Je m'attendais à tout, mais j'avoue n'avoir jamais envisagé le problème sous cet angle et, remerciant El-Yazid pour ses explications, je rentrai chez moi pour prendre une bonne douche et un café "serré" avant de commencer ma nouvelle journée de travail. Je restais un peu sceptique tout de même, admirant l'esprit de répartie d'El-Yazid qui avait si bien su me remonter le moral après cette catastrophe.

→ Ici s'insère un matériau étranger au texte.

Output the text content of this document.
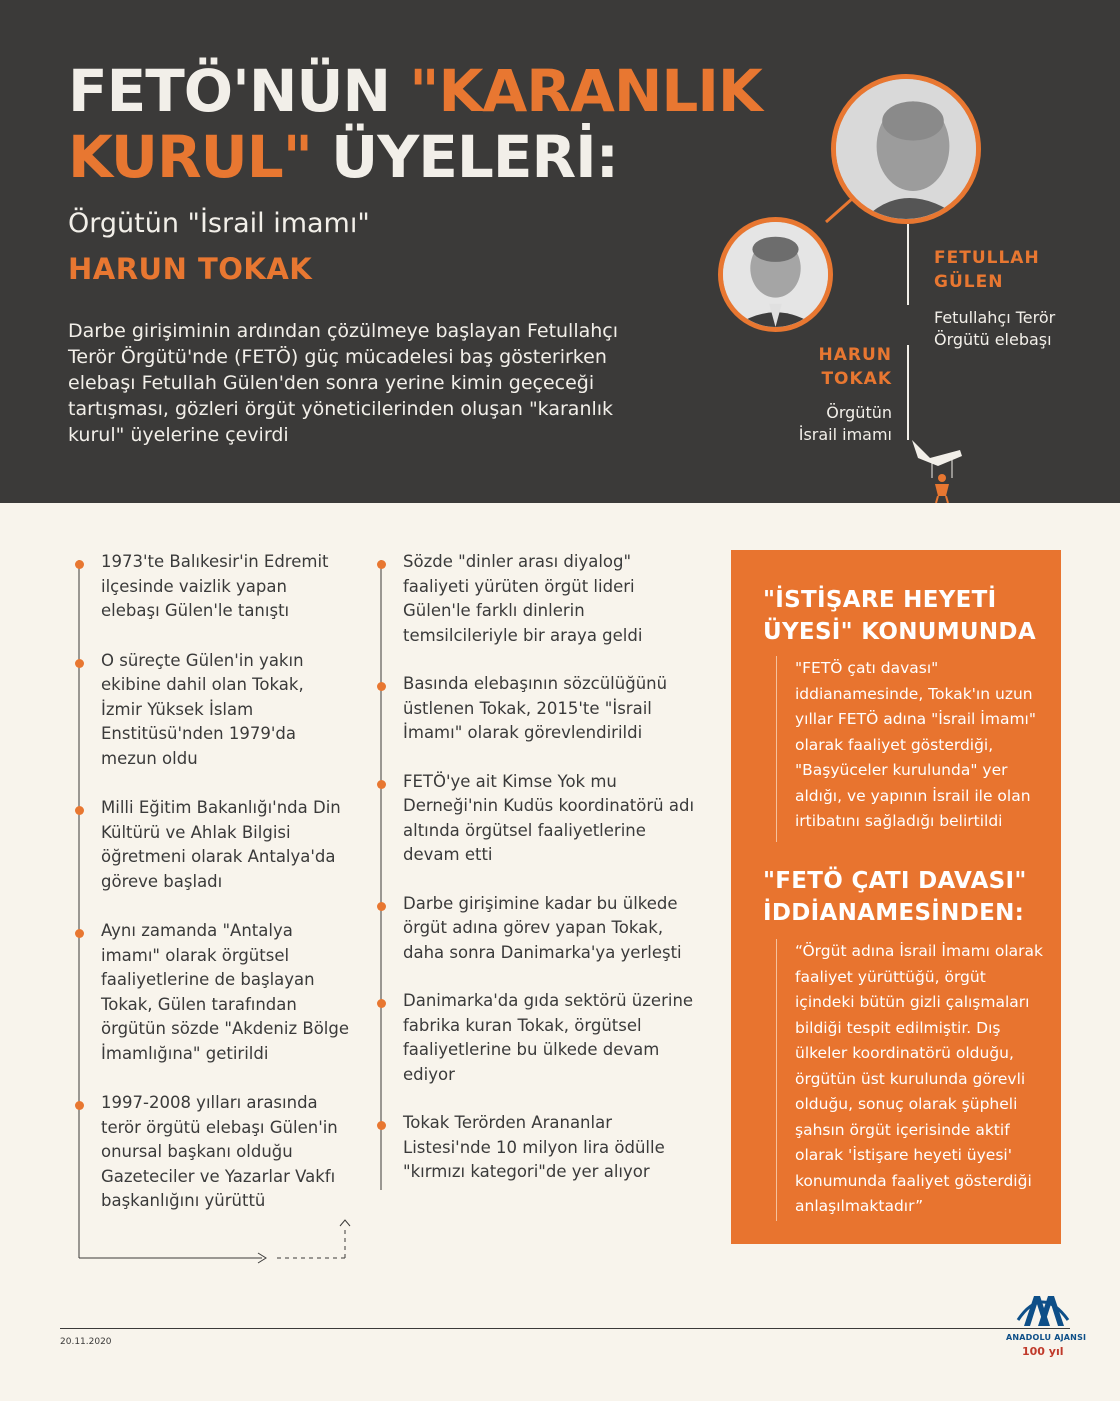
FETÖ'NÜN "KARANLIK
KURUL" ÜYELERİ:
Örgütün "İsrail imamı"
HARUN TOKAK
Darbe girişiminin ardından çözülmeye başlayan Fetullahçı Terör Örgütü'nde (FETÖ) güç mücadelesi baş gösterirken elebaşı Fetullah Gülen'den sonra yerine kimin geçeceği tartışması, gözleri örgüt yöneticilerinden oluşan "karanlık kurul" üyelerine çevirdi
FETULLAH
GÜLEN
Fetullahçı Terör
Örgütü elebaşı
HARUN
TOKAK
Örgütün
İsrail imamı
1973'te Balıkesir'in Edremit ilçesinde vaizlik yapan elebaşı Gülen'le tanıştı
O süreçte Gülen'in yakın ekibine dahil olan Tokak, İzmir Yüksek İslam Enstitüsü'nden 1979'da mezun oldu
Milli Eğitim Bakanlığı'nda Din Kültürü ve Ahlak Bilgisi öğretmeni olarak Antalya'da göreve başladı
Aynı zamanda "Antalya imamı" olarak örgütsel faaliyetlerine de başlayan Tokak, Gülen tarafından örgütün sözde "Akdeniz Bölge İmamlığına" getirildi
1997-2008 yılları arasında terör örgütü elebaşı Gülen'in onursal başkanı olduğu Gazeteciler ve Yazarlar Vakfı başkanlığını yürüttü
Sözde "dinler arası diyalog" faaliyeti yürüten örgüt lideri Gülen'le farklı dinlerin temsilcileriyle bir araya geldi
Basında elebaşının sözcülüğünü üstlenen Tokak, 2015'te "İsrail İmamı" olarak görevlendirildi
FETÖ'ye ait Kimse Yok mu Derneği'nin Kudüs koordinatörü adı altında örgütsel faaliyetlerine devam etti
Darbe girişimine kadar bu ülkede örgüt adına görev yapan Tokak, daha sonra Danimarka'ya yerleşti
Danimarka'da gıda sektörü üzerine fabrika kuran Tokak, örgütsel faaliyetlerine bu ülkede devam ediyor
Tokak Terörden Arananlar Listesi'nde 10 milyon lira ödülle "kırmızı kategori"de yer alıyor
"İSTİŞARE HEYETİ ÜYESİ" KONUMUNDA
"FETÖ çatı davası" iddianamesinde, Tokak'ın uzun yıllar FETÖ adına "İsrail İmamı" olarak faaliyet gösterdiği, "Başyüceler kurulunda" yer aldığı, ve yapının İsrail ile olan irtibatını sağladığı belirtildi
"FETÖ ÇATI DAVASI" İDDİANAMESİNDEN:
“Örgüt adına İsrail İmamı olarak faaliyet yürüttüğü, örgüt içindeki bütün gizli çalışmaları bildiği tespit edilmiştir. Dış ülkeler koordinatörü olduğu, örgütün üst kurulunda görevli olduğu, sonuç olarak şüpheli şahsın örgüt içerisinde aktif olarak 'İstişare heyeti üyesi' konumunda faaliyet gösterdiği anlaşılmaktadır”
20.11.2020	ANADOLU AJANSI
100 yıl
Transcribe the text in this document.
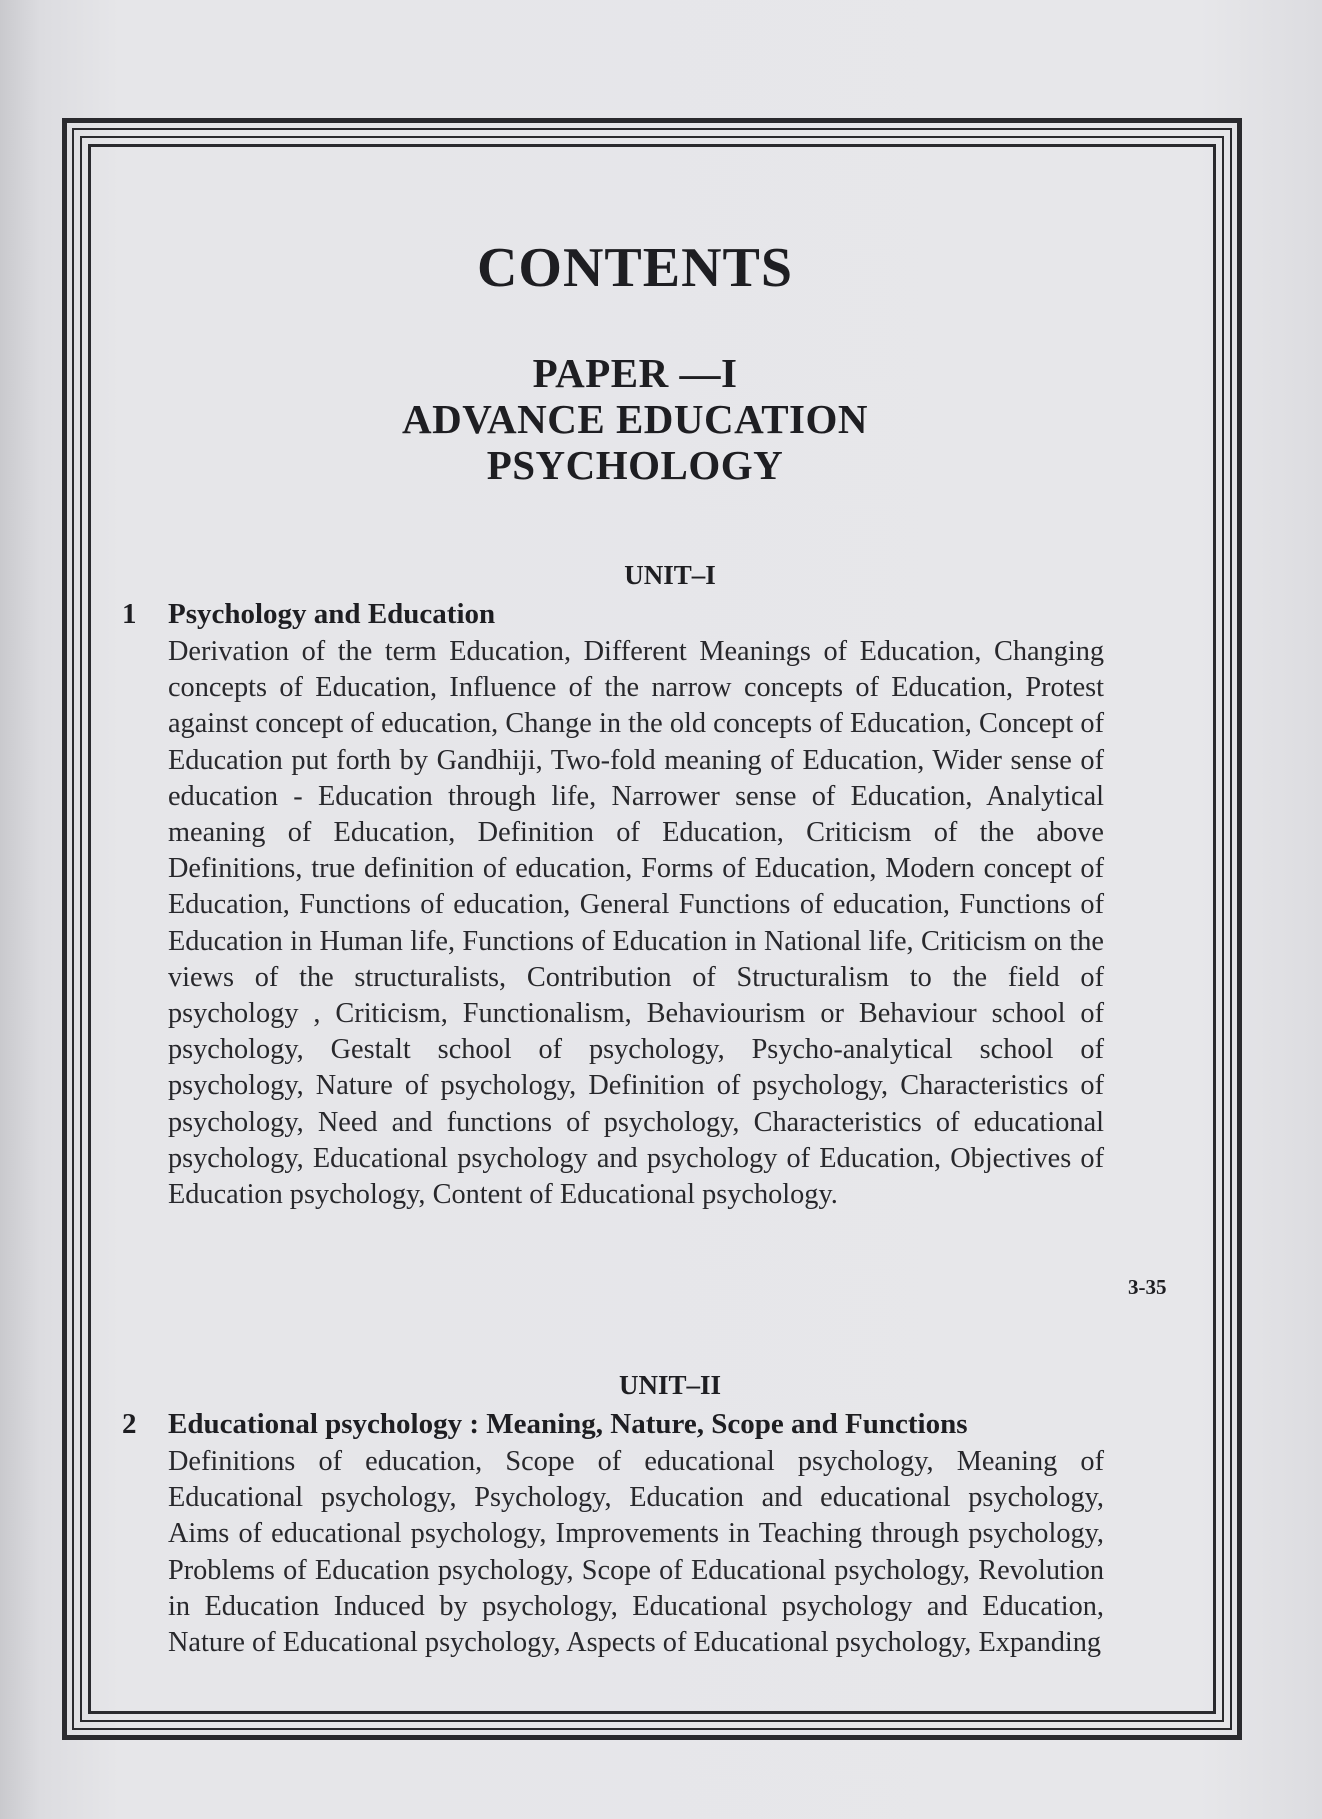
CONTENTS
PAPER —I
ADVANCE EDUCATION
PSYCHOLOGY
UNIT–I
1 Psychology and Education
Derivation of the term Education, Different Meanings of Education, Changing concepts of Education, Influence of the narrow concepts of Education, Protest against concept of education, Change in the old concepts of Education, Concept of Education put forth by Gandhiji, Two-fold meaning of Education, Wider sense of education - Education through life, Narrower sense of Education, Analytical meaning of Education, Definition of Education, Criticism of the above Definitions, true definition of education, Forms of Education, Modern concept of Education, Functions of education, General Functions of education, Functions of Education in Human life, Functions of Education in National life, Criticism on the views of the structuralists, Contribution of Structuralism to the field of psychology , Criticism, Functionalism, Behaviourism or Behaviour school of psychology, Gestalt school of psychology, Psycho-analytical school of psychology, Nature of psychology, Definition of psychology, Characteristics of psychology, Need and functions of psychology, Characteristics of educational psychology, Educational psychology and psychology of Education, Objectives of Education psychology, Content of Educational psychology.
3-35
UNIT–II
2 Educational psychology : Meaning, Nature, Scope and Functions
Definitions of education, Scope of educational psychology, Meaning of Educational psychology, Psychology, Education and educational psychology, Aims of educational psychology, Improvements in Teaching through psychology, Problems of Education psychology, Scope of Educational psychology, Revolution in Education Induced by psychology, Educational psychology and Education, Nature of Educational psychology, Aspects of Educational psychology, Expanding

J'avoue bien humblement que j'aurais toujours cru à une bonne histoire digne des Mille et Une Nuits si, le lendemain, je n'avais reçu chez moi, de la part d'Embarek, un agneau gras, à point pour être transformé en méchoui, ce qui lui arriva le dimanche suivant.

Des incidents de ce genre ne se terminaient pas toujours de façon aussi dramatique. Et quelques mois plus tard je me suis retrouvé dans une situation presque identique : un accouchement qui traîne... un bras qui passe... quatre jours de dromadaire pour arriver à El-Goléa et Aicha n'était pas belle à voir.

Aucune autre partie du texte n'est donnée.